Virtualized TPM for guests

TPM device access for guests

Section titled “TPM device access for guests”

A TPM device is provided to virtual machines as a building block for securely storing secrets and performing cryptographic operations. A device compatible with the TPM 2.0 specification also benefits from existing integration with open-source components such as bootloaders, Linux kernel, userspace tools, etc. The challenge resides in exposing a functional TPM interface to guests while minimizing the reliance on the host and preventing host-based attacks.

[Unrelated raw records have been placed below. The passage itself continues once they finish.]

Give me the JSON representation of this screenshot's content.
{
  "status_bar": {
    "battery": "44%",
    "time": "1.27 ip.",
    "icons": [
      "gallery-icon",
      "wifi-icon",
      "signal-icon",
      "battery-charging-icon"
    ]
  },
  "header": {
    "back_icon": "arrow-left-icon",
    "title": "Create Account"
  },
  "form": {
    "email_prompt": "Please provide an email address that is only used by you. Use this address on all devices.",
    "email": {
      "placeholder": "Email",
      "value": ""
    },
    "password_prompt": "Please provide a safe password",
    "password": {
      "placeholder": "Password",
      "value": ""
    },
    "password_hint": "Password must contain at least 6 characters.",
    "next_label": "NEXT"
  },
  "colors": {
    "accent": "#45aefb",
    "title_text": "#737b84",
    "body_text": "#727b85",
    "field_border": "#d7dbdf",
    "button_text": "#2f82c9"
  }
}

Broadly, two methods are available to expose a TPM to a virtual machine: passthrough of a hardware device or emulation in software. Both methods have their own complexities, benefits and drawbacks. The hardware passthrough is the simplest to implement as it can usually be done with a few additions to the VMM configuration. However if used as the default for all VMs, it can introduce issues due to concurrent access to the hardware device and can even lead to denial-of-service scenarios. The emulation method benefits from better isolation between guests and more control over the communication channel, at the expense of increased complexity. After some initial analysis, a variant of the emulation method was chosen as the default way to provide TPM capabilities, but with the added constraint that the state of the emulated TPM must be stored in a dedicated VM and never exposed to the host.

This design prevents straightforward attacks that aim to retrieve the guest TPM state from the host filesystem. Access to the swtpm state file on the host OS is only controlled by file permissions (and MAC frameworks to an extent) which lack granularity, are subject to misconfigurations, and can be circumvented by privileged processes.

However, running the daemon in a virtual machine does not protect against more complex attack vectors that directly target guest memory and/or device drivers. The introduction of protected virtualization (pKVM) is necessary to completely close the attack surface from the host OS.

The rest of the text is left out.